I spoke with every bit of resilience that I possessed. I had been in situations like this before, and there wasn’t a time that I hadn’t made it out. “Where is Seven?”
“Seven?” He laughed. “He wants to know where Seven is at. His precious protégé. The one that would rather die with you than fight with us.” He clapped his hands once. “Look up,” he said, smacking my thigh with his cane. I gradually shifted my attention to the right. The bright light beamed down onto me like I was center stage. I waited a few moments until my eyes adjusted.

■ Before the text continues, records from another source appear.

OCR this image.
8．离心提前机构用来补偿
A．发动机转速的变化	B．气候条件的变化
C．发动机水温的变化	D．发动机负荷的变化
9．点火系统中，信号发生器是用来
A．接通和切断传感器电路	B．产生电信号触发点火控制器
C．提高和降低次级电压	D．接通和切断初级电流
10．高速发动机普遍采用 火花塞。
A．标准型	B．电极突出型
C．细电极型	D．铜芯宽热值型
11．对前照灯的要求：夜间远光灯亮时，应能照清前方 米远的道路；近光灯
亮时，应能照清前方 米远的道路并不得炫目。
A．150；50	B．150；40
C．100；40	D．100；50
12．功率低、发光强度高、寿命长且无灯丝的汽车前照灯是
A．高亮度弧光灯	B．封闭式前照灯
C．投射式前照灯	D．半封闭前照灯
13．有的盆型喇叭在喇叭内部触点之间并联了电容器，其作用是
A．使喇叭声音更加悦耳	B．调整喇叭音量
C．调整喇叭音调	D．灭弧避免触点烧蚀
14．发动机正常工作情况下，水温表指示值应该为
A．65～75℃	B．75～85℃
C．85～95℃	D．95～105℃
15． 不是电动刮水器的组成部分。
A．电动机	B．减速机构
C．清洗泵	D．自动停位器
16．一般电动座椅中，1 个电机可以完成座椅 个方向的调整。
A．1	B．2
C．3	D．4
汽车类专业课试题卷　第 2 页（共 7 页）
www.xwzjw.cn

A thick glass window showed the inside of the adjacent room. I squinted my eyes to get a better look. I saw the faint image of a body swaying back and forth like strange fruit from a pole. My cheekbones gyrated inside of my mouth. My fist tightened like knots. “Seven?” he laughed. “Yeah, we had to teach that boy a lesson. Turns out, he wasn’t as much of a killer as you expected.” He leaned closer towards me. The scent of Cuban cigars nicked at my muzzle. “Guess you didn’t train him as good as you thought.”